Con la mano percorsa da un tremito, riuscì a sollevare il lembo della stoffa macchiata di sangue e scoprì il volto del cadavere. Il volto del suo futuro sposo. Era livido nel pallore della morte, ad eccezione del profondo squarcio rosso che gli attraversava la gola.
Il dolore, fino a quel momento trattenuto, eruppe lacerandole il cuore e la mente. Cadde in ginocchio e tutto intorno a lei sprofondò nell'oscurità come se fosse stato inghiottito dall'abisso. Le sembrò che il corpo di Nimel levitasse senza vita nell'aria, mentre lei non era più in grado di respirare. Vagò con lo sguardo in cerca di un punto di riferimento, ma il mondo sembrava scomparso nelle tenebre, dentro un Nulla dove nemmeno l'alito della vita poteva entrare.
Boccheggiò ancora, senza riuscire a inalare aria. Poi la voce di Nimel la raggiunse nella mente.

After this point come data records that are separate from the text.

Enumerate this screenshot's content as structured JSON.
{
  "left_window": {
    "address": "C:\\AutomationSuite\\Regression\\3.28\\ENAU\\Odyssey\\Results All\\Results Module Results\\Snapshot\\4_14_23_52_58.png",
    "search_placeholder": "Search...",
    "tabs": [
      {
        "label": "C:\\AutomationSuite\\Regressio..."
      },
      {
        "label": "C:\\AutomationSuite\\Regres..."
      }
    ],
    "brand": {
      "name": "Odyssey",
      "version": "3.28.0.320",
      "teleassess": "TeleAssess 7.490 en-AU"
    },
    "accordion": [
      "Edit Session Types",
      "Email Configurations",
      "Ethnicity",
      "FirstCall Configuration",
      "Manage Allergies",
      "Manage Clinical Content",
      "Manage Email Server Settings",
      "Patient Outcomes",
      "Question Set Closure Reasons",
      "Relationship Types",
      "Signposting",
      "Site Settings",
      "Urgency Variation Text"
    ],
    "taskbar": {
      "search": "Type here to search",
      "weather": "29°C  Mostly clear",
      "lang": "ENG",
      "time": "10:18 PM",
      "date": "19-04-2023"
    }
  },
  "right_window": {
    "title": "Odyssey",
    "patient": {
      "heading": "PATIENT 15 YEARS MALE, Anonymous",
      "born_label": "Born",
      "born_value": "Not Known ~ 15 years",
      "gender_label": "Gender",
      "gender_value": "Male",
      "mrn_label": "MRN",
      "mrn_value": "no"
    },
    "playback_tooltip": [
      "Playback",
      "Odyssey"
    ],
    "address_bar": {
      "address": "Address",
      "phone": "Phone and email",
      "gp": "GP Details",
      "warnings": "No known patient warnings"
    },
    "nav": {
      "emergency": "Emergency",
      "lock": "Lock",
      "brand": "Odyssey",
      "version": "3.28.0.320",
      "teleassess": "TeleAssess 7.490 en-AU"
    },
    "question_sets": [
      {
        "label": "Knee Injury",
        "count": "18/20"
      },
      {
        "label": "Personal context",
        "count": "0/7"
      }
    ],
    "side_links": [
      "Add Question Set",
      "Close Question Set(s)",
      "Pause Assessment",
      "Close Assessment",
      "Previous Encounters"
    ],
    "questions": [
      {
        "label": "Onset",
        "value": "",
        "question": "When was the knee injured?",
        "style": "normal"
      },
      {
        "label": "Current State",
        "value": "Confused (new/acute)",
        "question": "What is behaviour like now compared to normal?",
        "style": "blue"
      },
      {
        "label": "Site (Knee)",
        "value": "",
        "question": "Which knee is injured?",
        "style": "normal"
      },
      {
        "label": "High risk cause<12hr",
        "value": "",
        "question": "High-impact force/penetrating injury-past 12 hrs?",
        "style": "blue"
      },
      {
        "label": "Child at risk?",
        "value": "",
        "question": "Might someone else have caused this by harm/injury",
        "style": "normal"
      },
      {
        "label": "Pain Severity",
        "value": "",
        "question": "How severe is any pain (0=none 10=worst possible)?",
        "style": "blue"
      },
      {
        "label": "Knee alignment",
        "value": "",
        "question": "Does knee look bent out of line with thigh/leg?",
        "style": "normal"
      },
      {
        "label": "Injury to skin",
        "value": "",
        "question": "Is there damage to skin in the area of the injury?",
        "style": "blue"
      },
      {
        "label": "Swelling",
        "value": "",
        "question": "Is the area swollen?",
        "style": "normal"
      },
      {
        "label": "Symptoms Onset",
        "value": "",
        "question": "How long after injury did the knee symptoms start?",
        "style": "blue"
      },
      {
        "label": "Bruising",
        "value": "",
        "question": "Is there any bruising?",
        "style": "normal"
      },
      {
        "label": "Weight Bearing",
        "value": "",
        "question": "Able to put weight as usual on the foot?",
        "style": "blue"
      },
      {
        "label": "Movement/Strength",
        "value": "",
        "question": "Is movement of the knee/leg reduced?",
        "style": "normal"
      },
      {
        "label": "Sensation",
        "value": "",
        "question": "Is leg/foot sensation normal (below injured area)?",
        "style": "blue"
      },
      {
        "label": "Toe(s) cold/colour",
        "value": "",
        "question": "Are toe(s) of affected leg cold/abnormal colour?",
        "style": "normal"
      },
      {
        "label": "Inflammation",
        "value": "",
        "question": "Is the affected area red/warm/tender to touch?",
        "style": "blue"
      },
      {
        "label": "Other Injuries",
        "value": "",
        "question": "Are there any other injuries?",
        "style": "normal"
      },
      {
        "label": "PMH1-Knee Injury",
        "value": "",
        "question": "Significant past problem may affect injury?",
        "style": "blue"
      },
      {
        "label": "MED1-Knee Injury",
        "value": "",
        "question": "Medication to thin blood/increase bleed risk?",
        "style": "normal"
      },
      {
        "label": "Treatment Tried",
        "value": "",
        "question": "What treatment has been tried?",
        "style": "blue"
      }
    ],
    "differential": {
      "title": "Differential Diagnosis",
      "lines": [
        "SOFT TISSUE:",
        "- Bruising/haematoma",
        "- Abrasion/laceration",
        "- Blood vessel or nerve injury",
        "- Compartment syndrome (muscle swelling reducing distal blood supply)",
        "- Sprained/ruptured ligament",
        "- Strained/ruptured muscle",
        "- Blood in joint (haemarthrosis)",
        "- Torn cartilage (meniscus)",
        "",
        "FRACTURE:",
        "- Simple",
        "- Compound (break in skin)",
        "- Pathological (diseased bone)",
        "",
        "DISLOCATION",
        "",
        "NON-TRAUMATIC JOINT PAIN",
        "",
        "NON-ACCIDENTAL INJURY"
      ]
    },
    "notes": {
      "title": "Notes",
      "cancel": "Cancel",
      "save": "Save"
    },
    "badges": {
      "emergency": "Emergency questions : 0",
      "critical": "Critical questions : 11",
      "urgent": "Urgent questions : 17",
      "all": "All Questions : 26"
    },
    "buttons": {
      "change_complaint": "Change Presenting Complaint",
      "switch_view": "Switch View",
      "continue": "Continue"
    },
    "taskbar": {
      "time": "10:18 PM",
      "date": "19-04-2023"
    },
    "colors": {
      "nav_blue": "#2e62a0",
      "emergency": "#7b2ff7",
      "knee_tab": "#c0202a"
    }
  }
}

- Dhalia, ascoltami: devi fuggire! -
Nimel! Non lasciarmi. Torna da me, ti prego! avrebbe voluto gridare, ma i polmoni le bruciavano implorando l'aria che non arrivava.
- Devi andartene. Lui ti sta cercando e ha già sguinzagliato i suoi Cacciatori per trovarti. Qui non sei più al sicuro. Vattene! -
Andarmene? Chi mi sta cercando? Oh, Nimel, ti prego: torna da me!
Cercò ancora di urlare, poi le tenebre l'inghiottirono.